Where Asian values really hit home
There is highly topical local interest in Development Appraisal of Land in Hong Kong by Li Ling-hin (Chinese University Press, $230). The author, a lecturer in the University of Hong Kong's department of real estate and construction, says it is the first attempt in 20 years to study how land value should be calculated, in terms of not just the initial purchase but changes during development.
Half Hong Kong's population is the subject of a book edited by Dr Fanny Cheung Mui-ching, head of the Equal Opportunities Commission. The book, Engendering Hong Kong Society: a Gender Perspective of Women's Status (Chinese University Press, $230), grew out of her leadership of the Gender Research Programme at Chinese University, and is based on papers given at an international conference in 1991, since updated.
It purports to be the first attempt at an academic overview of vital gender issues in Hong Kong, covering women's treatment in work, by the Government and at home - which often means more work. Concern groups and cultural attitudes are considered, and appendices include the Government's report to the 1995 Beijing women's conference and an alternative report by the group Women's Coalition for Beijing.
Social Policy in Hong Kong, edited by Paul Wilding of the University of Manchester, and Ahmed Shafiqul Huque and Julia Tao Lai Po-wah from Hong Kong's City University (Edward Elgar Publishing, $765) seems very expensive despite its claim to be the first critical overview of the Hong Kong Government's policies on health, education, housing and so on.

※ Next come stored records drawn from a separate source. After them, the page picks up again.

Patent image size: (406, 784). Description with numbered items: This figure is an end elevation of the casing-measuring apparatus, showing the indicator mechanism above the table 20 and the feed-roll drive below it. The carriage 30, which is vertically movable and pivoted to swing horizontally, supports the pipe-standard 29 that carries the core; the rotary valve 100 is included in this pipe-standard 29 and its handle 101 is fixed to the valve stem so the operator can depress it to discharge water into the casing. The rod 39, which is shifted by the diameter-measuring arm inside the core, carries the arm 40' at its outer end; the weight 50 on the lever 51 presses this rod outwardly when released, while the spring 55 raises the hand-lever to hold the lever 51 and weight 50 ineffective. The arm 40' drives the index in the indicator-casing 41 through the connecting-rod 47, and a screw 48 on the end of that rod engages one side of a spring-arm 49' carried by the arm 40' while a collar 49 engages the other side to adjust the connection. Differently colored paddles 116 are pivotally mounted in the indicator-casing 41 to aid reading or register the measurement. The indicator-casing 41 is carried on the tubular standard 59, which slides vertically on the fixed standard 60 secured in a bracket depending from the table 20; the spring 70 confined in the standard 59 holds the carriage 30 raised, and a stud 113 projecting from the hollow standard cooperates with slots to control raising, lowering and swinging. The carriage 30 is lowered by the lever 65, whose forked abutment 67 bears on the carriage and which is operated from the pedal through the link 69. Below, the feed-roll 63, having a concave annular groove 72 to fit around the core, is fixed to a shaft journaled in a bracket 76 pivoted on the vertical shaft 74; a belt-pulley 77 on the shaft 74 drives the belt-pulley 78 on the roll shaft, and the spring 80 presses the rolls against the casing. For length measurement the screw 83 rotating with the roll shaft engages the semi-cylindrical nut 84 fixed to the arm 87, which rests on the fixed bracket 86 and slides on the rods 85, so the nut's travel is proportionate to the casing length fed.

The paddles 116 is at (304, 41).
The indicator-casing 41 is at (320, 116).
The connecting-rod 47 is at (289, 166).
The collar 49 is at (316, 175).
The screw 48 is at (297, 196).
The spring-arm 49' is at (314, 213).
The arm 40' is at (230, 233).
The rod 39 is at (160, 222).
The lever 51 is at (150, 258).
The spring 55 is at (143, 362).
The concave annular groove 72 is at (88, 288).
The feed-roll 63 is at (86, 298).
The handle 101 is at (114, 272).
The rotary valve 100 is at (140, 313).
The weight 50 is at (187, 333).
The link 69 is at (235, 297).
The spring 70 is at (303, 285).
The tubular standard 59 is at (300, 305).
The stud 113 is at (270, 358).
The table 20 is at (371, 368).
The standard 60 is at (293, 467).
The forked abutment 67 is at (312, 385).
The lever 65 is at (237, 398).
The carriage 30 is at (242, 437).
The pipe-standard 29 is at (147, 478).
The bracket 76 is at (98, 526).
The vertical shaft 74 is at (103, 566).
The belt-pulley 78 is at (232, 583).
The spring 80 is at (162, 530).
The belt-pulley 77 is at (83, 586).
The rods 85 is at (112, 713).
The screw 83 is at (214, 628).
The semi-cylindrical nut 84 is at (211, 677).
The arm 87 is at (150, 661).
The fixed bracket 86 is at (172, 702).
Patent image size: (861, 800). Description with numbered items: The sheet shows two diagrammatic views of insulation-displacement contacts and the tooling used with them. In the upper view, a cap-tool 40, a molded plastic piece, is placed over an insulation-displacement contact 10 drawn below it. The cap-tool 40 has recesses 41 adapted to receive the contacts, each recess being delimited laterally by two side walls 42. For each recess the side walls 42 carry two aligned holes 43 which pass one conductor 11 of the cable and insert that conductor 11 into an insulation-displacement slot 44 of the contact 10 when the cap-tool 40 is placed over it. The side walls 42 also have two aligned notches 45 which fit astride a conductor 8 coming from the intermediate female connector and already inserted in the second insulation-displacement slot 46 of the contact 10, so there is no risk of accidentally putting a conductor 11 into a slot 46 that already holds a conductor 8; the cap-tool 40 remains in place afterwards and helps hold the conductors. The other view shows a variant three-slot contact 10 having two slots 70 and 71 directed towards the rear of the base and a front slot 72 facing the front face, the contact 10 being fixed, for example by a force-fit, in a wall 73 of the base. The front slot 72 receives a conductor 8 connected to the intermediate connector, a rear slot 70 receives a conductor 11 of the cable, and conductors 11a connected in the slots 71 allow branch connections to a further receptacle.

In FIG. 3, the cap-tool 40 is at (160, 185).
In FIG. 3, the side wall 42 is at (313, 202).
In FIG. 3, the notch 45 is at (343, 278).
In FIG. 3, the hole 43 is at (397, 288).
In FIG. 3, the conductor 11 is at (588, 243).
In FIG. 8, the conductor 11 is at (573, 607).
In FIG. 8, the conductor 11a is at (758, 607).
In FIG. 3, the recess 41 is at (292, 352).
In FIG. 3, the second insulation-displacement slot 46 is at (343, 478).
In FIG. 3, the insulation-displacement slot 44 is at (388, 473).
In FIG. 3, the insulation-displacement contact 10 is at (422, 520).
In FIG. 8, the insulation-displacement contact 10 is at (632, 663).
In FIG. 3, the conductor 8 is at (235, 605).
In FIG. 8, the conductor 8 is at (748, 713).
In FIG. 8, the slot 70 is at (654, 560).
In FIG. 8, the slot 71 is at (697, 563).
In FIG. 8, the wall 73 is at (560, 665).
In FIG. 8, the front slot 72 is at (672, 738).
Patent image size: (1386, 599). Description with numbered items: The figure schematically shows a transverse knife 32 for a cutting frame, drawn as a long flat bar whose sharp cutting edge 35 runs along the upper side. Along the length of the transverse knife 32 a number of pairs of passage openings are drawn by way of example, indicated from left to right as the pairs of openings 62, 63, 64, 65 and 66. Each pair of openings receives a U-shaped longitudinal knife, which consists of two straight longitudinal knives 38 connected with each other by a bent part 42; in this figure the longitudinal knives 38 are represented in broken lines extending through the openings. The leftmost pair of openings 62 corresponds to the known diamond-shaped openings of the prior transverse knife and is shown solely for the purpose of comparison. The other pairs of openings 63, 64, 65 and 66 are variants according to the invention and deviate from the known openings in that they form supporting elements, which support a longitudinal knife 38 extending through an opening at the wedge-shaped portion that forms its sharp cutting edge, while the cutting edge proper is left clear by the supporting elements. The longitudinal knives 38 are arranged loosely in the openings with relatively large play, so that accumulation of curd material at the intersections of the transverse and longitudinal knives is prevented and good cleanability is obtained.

Precious Cargo: Scots and the China Trade, by Susan Leiper (National Museums of Scotland Publishing, $200), is a thin paperback describing Scottish involvement in Canton, Macau and the establishment of Hong Kong. William Jardine is a well-known name, but others in this group are less famous. The book contains some fine illustrations of the sorts of goods traded and engravings of life in China and Hong Kong during early British rule.
Other books of regional relevance include Oil in Asia by Paul Horsnell (Oxford University Press, $670) which considers the booming Asian market for energy from oil and is likely to be of immense interest to businesses despite the off-putting price. And China: the Consumer Revolution (Wiley, $250), by Li Conghua, a management consultant with Deloitte Touche Consulting Group, considers what the new middle-class mainland Chinese wants to buy, fads and companies' dos and don'ts to new market entrants.